Rapport annuel 2017

Suède

Royaume de Suède
Chef de l’État : Carl XVI Gustaf
Chef du gouvernement : Stefan Löfven

De nouvelles restrictions sont entrées en vigueur en matière de permis de séjour et de regroupement familial pour les réfugiés et d’autres personnes bénéficiant d’une protection. Les Roms et les Sâmes étaient victimes de discriminations persistantes. Une commission parlementaire a publié des recommandations préconisant une réforme de la législation relative au viol, jugée insuffisante.

Réfugiés et demandeurs d’asile

En juin, le Parlement a adopté une loi temporaire affectant les personnes ayant droit à une protection internationale. Cette loi, qui restera en vigueur pendant trois ans à compter de sa date de promulgation en juillet, limite la durée de validité des permis de séjour accordés aux personnes bénéficiant d’une protection : au lieu de permis de séjour permanents, seuls seront délivrés des permis temporaires, valides trois ans pour les personnes dont le statut de réfugié a été reconnu et 13 mois pour les personnes bénéficiant d’une protection subsidiaire. De plus, au titre de cette loi, les personnes bénéficiant d’une protection subsidiaire ne pourront plus demander un regroupement familial.

Discrimination – les Roms et les Sâmes

Deux comités des Nations unies ont exprimé de graves préoccupations face au traitement réservé par les autorités suédoises aux Roms originaires d’autres pays européens. Ainsi, en avril, le Comité des droits de l’homme a demandé à la Suède de veiller à ce que les Roms bénéficient des mêmes conditions d’accès aux services que le reste de la population, exprimant en particulier des inquiétudes quant à leur accès limité à l’éducation, à l’emploi, au logement et aux soins médicaux. Le Comité des droits économiques, sociaux et culturels a fait part, en juillet, de préoccupations similaires, notamment en ce qui concerne le risque d’expulsion forcée auquel sont confrontés de nombreux Roms vivant dans des quartiers informels. Les Roms étaient toujours exposés à des crimes de haine motivés par leur origine ethnique.

En juillet également, le tribunal de district de Stockholm a statué que la base de données tenue par la police de Scanie sur près de 5 000 personnes roms suédoises s’apparentait à de la discrimination ethnique et était contraire à la législation nationale. Le tribunal a accordé des réparations aux plaignants pour le préjudice subi. L’État a formé un recours et l’affaire était en instance à la fin de l’année.

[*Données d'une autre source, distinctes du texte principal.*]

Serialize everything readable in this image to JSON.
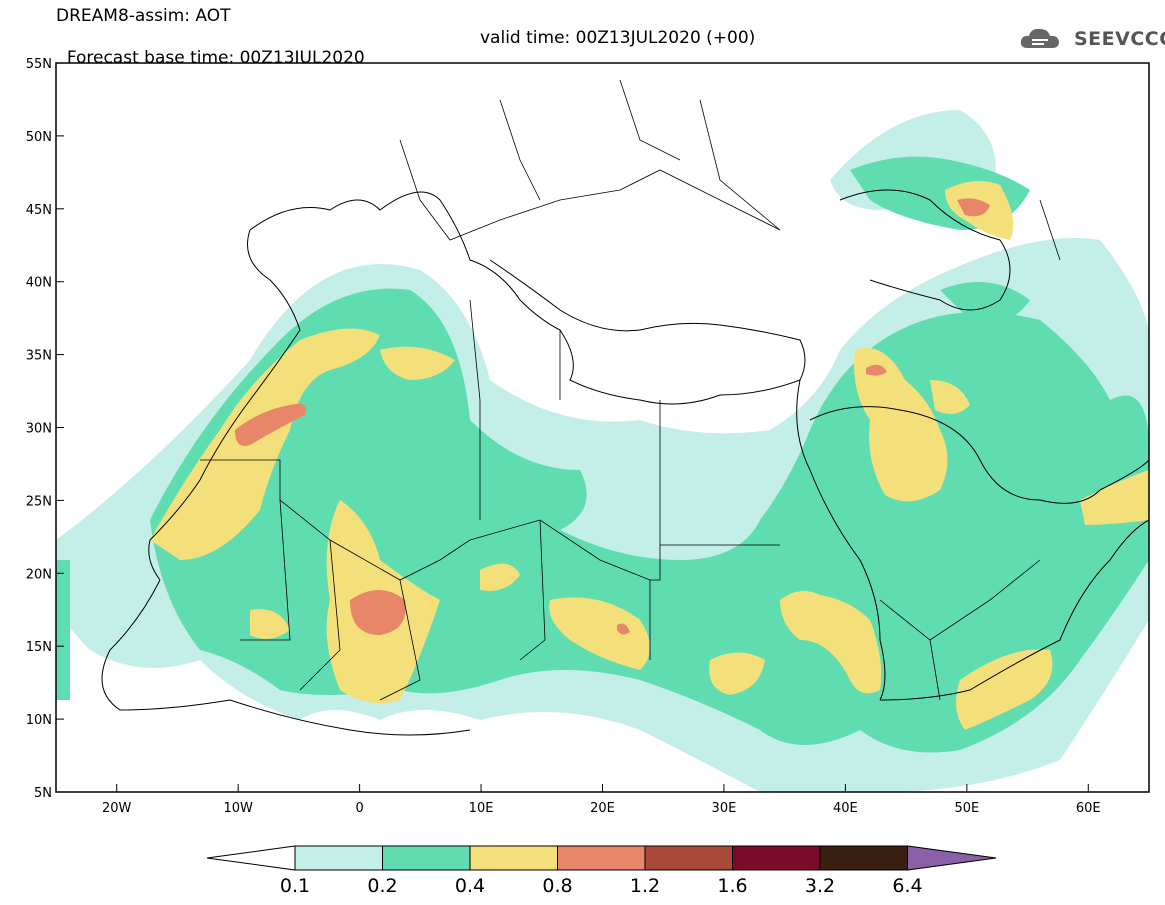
{
  "title": {
    "line1": "DREAM8-assim: AOT",
    "line2": "Forecast base time: 00Z13JUL2020",
    "valid": "valid time: 00Z13JUL2020 (+00)"
  },
  "logo": {
    "text": "SEEVCCC"
  },
  "map": {
    "lat_ticks": [
      "5N",
      "10N",
      "15N",
      "20N",
      "25N",
      "30N",
      "35N",
      "40N",
      "45N",
      "50N",
      "55N"
    ],
    "lon_ticks": [
      "20W",
      "10W",
      "0",
      "10E",
      "20E",
      "30E",
      "40E",
      "50E",
      "60E"
    ],
    "lon_range": [
      -25,
      65
    ],
    "lat_range": [
      5,
      55
    ]
  },
  "colorbar": {
    "levels": [
      "0.1",
      "0.2",
      "0.4",
      "0.8",
      "1.2",
      "1.6",
      "3.2",
      "6.4"
    ],
    "colors": {
      "under": "#ffffff",
      "c1": "#c4eee8",
      "c2": "#5fdcb0",
      "c3": "#f4e07a",
      "c4": "#e8866a",
      "c5": "#a74a38",
      "c6": "#7a0a2a",
      "c7": "#3a2010",
      "over": "#8a60a8"
    }
  }
}
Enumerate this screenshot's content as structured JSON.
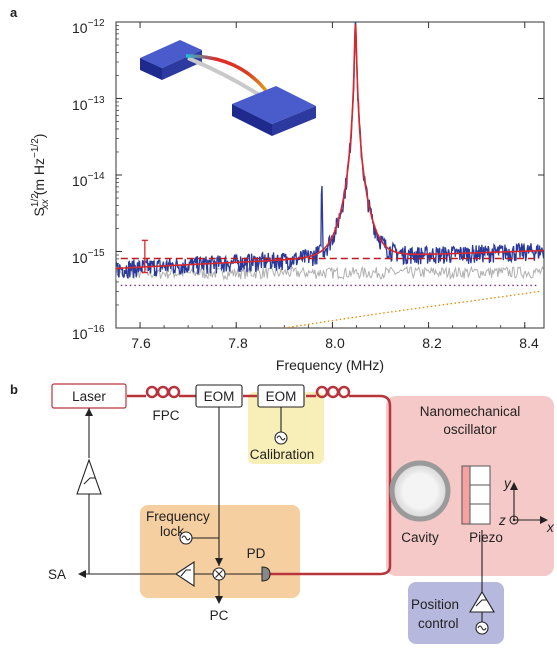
{
  "panel_a": {
    "label": "a",
    "x_tick_labels": [
      "7.6",
      "7.8",
      "8.0",
      "8.2",
      "8.4"
    ],
    "y_tick_base": [
      "10",
      "10",
      "10",
      "10",
      "10"
    ],
    "y_tick_exp": [
      "−12",
      "−13",
      "−14",
      "−15",
      "−16"
    ]
  },
  "panel_b": {
    "label": "b",
    "laser": "Laser",
    "fpc": "FPC",
    "eom1": "EOM",
    "eom2": "EOM",
    "calibration": "Calibration",
    "freq_lock_1": "Frequency",
    "freq_lock_2": "lock",
    "sa": "SA",
    "pd": "PD",
    "pc": "PC",
    "nano_1": "Nanomechanical",
    "nano_2": "oscillator",
    "cavity": "Cavity",
    "piezo": "Piezo",
    "pos_1": "Position",
    "pos_2": "control",
    "axis_x": "x",
    "axis_y": "y",
    "axis_z": "z"
  },
  "chart_data": {
    "type": "line",
    "xlabel": "Frequency (MHz)",
    "ylabel": "S_xx^1/2 (m Hz^-1/2)",
    "xlim": [
      7.55,
      8.44
    ],
    "ylim": [
      1e-16,
      1e-12
    ],
    "yscale": "log",
    "grid": false,
    "x_ticks": [
      7.6,
      7.8,
      8.0,
      8.2,
      8.4
    ],
    "y_ticks": [
      1e-12,
      1e-13,
      1e-14,
      1e-15,
      1e-16
    ],
    "resonance_peak": {
      "x": 8.048,
      "y": 9.5e-13
    },
    "spurious_peak": {
      "x": 7.978,
      "y": 7e-15
    },
    "series": [
      {
        "color": "#2a3a9a",
        "style": "solid",
        "x": [
          7.56,
          7.7,
          7.85,
          7.95,
          8.0,
          8.03,
          8.048,
          8.07,
          8.1,
          8.2,
          8.3,
          8.43
        ],
        "y": [
          6e-16,
          6.6e-16,
          9e-16,
          1.6e-15,
          3.2e-15,
          1.1e-14,
          9.5e-13,
          9e-15,
          3e-15,
          1.2e-15,
          8e-16,
          6.8e-16
        ]
      },
      {
        "color": "#d9262b",
        "style": "solid",
        "x": [
          7.56,
          7.7,
          7.85,
          7.95,
          8.0,
          8.03,
          8.048,
          8.07,
          8.1,
          8.2,
          8.3,
          8.43
        ],
        "y": [
          6e-16,
          6.6e-16,
          9e-16,
          1.6e-15,
          3.2e-15,
          1.1e-14,
          9.5e-13,
          9e-15,
          3e-15,
          1.2e-15,
          8e-16,
          6.8e-16
        ]
      },
      {
        "color": "#c0191f",
        "style": "dashed",
        "x": [
          7.56,
          8.43
        ],
        "y": [
          8.1e-16,
          8.1e-16
        ]
      },
      {
        "color": "#b0b0b0",
        "style": "solid",
        "x": [
          7.56,
          8.43
        ],
        "y": [
          5.2e-16,
          5.4e-16
        ]
      },
      {
        "color": "#7b2a7b",
        "style": "dotted",
        "x": [
          7.56,
          8.43
        ],
        "y": [
          3.6e-16,
          3.6e-16
        ]
      },
      {
        "color": "#e68a00",
        "style": "dotted",
        "x": [
          7.9,
          8.0,
          8.1,
          8.2,
          8.3,
          8.43
        ],
        "y": [
          1e-16,
          1.25e-16,
          1.55e-16,
          1.9e-16,
          2.3e-16,
          3e-16
        ]
      }
    ],
    "error_bar": {
      "x": 7.61,
      "low": 5.3e-16,
      "high": 1.4e-15,
      "color": "#d9262b"
    }
  }
}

En avril et juillet respectivement, le Comité des droits de l’homme et le Comité des droits économiques, sociaux et culturels ont indiqué qu’ils restaient préoccupés par le fait que les Sâmes ne semblaient pas pouvoir jouir pleinement de leurs droits en tant que peuple autochtone, notamment de leurs droits fonciers.

Droits des lesbiennes, des gays et des personnes bisexuelles, transgenres ou intersexuées

En avril, le gouvernement a annoncé la création d’une procédure visant à accorder une indemnisation financière aux personnes transgenres qui ont été forcées de subir une stérilisation pour pouvoir modifier leur genre à l’état civil.

Violences faites aux femmes et aux filles

En octobre, la Commission sur les infractions sexuelles, créée en 2014, a présenté ses propositions au gouvernement. Elle a notamment recommandé d’élaborer une définition du viol fondée sur la notion de consentement et d’établir une responsabilité pénale pour négligence dans les cas d’infractions sexuelles.

Commerce des armes

L’Inspection suédoise des produits stratégiques (l’organisme national chargé de contrôler le matériel de défense et les produits à double usage et de veiller à leur conformité) a approuvé la vente par le groupe Saab du système de surveillance avancée GlobalEye aux Émirats arabes unis. Les inquiétudes exprimées par des journalistes quant au manque de diligence requise avant la vente, en 2010, du système de détection et de commandement aéroporté Saab 2000 Erieye à l’Arabie saoudite sont restées sans réponse, car les dossiers de l’Inspection suédoise des produits stratégiques étaient toujours confidentiels. La possible utilisation de ces technologies par la coalition dirigée par l’Arabie saoudite pour commettre ou faciliter de graves violations du droit international relatif aux droits humains et du droit international humanitaire dans le cadre du conflit au Yémen demeurait un sujet de préoccupation.